First and foremost, I'm a huge fan of Indigo. I'm also hugely thankful that Matt and Jay have dedicated their work for this project. Having lived without home automation for a couple of months during a move and when away on vacations, I've come to realize just how enabling Indigo has made my laziness! I really cannot see living without home automation in general and indigo specifically.
I dabble with very basic stuff but I am no developer, but something has been nagging at me for several years.
Each year we get a dire warning about not updating to a beta version of the software. I understand the ideas here... Apple pushes the envelope or rewrites something that wasn't broken to begin with and breaks a bunch of shit. Much of this gets fixed during the beta development process and gets fixed.
However, during the last few years the warnings have extended beyond that. For example, we are up to Mac OS .5 release and still told to hang tight if we want a stable system. I can appreciate that approach. If we keep the same OS we are going to be in a stable predicable environment. At one time, that was fine because Indigo really was the only mission critical software I was running. However as time has progressed, I now run Plex, Photos where I download all my originals, and other things that are also mission critical. I'm sure these mission critical things vary from user to user but I can't imagine I'm the only one in this boat.
While I would gladly buy another mac mini server to dedicate as an indigo machine, this isn't a decision that I'm willing to make financially.

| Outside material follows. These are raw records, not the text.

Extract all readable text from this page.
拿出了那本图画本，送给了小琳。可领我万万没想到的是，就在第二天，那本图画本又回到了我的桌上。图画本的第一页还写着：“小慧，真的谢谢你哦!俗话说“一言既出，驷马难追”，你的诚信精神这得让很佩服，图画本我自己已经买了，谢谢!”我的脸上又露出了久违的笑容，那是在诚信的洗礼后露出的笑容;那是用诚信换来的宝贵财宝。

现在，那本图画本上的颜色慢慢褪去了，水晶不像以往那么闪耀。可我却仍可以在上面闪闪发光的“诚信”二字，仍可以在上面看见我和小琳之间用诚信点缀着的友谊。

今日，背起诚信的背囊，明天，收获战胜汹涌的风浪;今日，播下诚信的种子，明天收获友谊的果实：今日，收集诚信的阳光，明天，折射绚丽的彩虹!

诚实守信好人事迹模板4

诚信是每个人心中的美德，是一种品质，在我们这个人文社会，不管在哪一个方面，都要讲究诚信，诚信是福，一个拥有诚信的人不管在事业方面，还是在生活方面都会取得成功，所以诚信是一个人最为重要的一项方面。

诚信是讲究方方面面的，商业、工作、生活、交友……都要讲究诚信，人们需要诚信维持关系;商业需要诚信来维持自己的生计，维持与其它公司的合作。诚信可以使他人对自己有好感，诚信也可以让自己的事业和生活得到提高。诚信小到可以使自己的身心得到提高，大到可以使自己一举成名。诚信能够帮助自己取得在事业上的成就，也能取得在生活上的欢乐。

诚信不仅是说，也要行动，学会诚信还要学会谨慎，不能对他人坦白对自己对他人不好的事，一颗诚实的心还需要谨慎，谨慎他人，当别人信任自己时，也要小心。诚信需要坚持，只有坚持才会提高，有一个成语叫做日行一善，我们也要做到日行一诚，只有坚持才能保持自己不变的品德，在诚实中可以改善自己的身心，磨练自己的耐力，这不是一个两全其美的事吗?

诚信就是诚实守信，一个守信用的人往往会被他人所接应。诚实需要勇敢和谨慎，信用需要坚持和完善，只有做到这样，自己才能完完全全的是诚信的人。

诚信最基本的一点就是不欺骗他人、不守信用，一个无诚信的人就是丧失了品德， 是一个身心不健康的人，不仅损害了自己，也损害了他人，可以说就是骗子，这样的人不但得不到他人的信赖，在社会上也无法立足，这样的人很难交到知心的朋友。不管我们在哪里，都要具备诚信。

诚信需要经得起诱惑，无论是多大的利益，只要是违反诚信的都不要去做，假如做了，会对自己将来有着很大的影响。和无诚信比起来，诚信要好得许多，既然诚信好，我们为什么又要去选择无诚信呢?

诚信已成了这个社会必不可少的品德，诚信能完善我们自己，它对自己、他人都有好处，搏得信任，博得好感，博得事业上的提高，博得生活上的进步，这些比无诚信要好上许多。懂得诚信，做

I can understand staying away from betas, but the OS is mature. While there ARE still bugs, bad ones, that have not been addressed, many other developers have work arounds built into their applications to overcome these (not the identical ones that cause issues with indigo, but speaking very generally) errors. Please help me understand why Indigo hasn't done the same. Again, I mean no disrespect to the guys here, but is it just because it is so hardware related that to try to build in a work around isn't possible?